Superexponential Growth (J-curves) [foresightguide.com]
(Score: 1) by khallow on Wednesday May 06 2020, @09:45PM (1 child)
(Score: 3, Insightful) by FatPhil on Wednesday May 06 2020, @11:10PM
However, with my novelty "Maths Professor" hat on, yup, you're right for a couple of reasons. It's possible to create a J-curve with superexponential features (e.g. abstract/imaginary things like equities/bitcoin value), but (a) it's not asymptotically superexponential (insert huge duhhhh!!!! here); and (b) it's just as possible, in particular when dealing with models of real world material things (e.g. virons, babbies) to create J-curves that never have anything growing faster than normal exponential features. That "4U" institute looks like little more than a diploma mill, I'd be willing to bet it uses things like stock markets for its examples of such curves. If they've chosen curves best analysed as piecewise functions (split at the catastrophe), and then not analysed historical human population as a piecewise function, that would be disingenuous.
Human need not apply. Sorry, I meant superexponential curves do not apply to humans.
Great minds discuss ideas; average minds discuss events; small minds discuss people; the smallest discuss themselves
(Score: 2, Informative) by Anonymous Coward on Thursday May 07 2020, @12:52AM (4 children)
Here [rpi.edu] is a link that better explanation. But basically, the growth is super exponential because the exponential growth is also exponential. But don't expect them to change their mind or admit it if they do.
(Score: 2) by RS3 on Thursday May 07 2020, @02:42AM (2 children)
Are you an RPI student?
(Score: 0) by Anonymous Coward on Thursday May 07 2020, @03:26AM (1 child)
No, but their different colleges have put up a number of courses online over the years that I have used for other things. They are well-regarded, so I figured something from there would be taken more seriously than DeathMonkey's link.
(Score: 2) by RS3 on Thursday May 07 2020, @06:21PM
Thank you for that. My dad went to RPI and I've always found them to produce amazing people and research.

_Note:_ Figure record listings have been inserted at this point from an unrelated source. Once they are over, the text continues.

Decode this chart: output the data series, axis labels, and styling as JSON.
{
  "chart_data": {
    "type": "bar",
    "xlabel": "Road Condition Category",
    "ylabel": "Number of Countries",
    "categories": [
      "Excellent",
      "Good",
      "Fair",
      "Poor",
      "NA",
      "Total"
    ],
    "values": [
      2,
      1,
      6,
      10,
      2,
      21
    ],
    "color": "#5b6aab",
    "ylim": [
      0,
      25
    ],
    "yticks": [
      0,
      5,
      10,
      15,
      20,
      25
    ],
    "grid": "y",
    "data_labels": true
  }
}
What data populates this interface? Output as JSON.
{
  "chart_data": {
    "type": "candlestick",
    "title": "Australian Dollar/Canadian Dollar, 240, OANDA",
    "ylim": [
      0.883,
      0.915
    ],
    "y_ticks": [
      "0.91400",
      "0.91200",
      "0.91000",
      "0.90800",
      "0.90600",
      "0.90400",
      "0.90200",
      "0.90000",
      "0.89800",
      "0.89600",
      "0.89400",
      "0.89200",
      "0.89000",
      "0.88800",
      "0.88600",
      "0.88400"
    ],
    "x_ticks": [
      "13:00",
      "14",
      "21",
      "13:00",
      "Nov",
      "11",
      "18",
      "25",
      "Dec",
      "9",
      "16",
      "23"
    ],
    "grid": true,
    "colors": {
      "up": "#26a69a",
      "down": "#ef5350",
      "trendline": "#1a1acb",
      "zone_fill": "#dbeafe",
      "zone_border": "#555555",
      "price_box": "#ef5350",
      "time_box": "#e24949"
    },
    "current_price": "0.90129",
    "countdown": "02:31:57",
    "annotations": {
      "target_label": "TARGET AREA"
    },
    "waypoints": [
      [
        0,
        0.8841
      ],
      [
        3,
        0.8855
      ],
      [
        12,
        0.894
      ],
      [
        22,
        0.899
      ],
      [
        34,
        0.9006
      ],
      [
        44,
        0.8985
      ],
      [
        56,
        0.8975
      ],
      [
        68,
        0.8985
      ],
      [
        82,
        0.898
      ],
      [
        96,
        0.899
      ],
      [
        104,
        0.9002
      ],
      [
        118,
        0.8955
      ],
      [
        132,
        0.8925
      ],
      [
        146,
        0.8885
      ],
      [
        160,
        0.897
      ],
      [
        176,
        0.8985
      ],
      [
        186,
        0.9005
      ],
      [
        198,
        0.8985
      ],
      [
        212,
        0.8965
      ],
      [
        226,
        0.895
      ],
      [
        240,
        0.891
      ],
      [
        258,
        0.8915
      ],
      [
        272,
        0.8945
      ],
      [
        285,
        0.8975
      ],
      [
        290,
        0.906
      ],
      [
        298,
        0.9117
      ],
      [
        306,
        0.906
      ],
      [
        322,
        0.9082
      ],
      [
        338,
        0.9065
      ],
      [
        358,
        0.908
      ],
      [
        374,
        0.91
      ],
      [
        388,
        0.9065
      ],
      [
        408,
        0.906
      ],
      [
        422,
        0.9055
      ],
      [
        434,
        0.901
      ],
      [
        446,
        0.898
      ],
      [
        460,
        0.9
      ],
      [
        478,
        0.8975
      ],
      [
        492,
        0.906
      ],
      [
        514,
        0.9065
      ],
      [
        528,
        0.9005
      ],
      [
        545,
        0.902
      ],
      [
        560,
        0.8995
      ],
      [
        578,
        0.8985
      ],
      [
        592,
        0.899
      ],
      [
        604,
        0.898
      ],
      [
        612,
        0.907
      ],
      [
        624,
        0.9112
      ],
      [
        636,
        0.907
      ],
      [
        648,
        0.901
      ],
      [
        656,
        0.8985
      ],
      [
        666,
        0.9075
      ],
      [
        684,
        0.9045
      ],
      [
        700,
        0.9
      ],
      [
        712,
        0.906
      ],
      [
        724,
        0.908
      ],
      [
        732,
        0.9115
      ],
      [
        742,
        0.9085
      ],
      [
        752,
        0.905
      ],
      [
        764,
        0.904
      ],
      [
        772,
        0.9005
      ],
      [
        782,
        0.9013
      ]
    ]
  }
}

(Score: 1) by khallow on Thursday May 07 2020, @01:17PM
From the link
Nope. And of course, we're in a period of slowing doubling rates, presently at 60+ years. Finally, there's a slide where they fit linear curves to different parts of a log population graph over time. Piecewise-exponential (particularly when the exponential declines at the end!) is not superexponential unless the exponential growth is unbounded.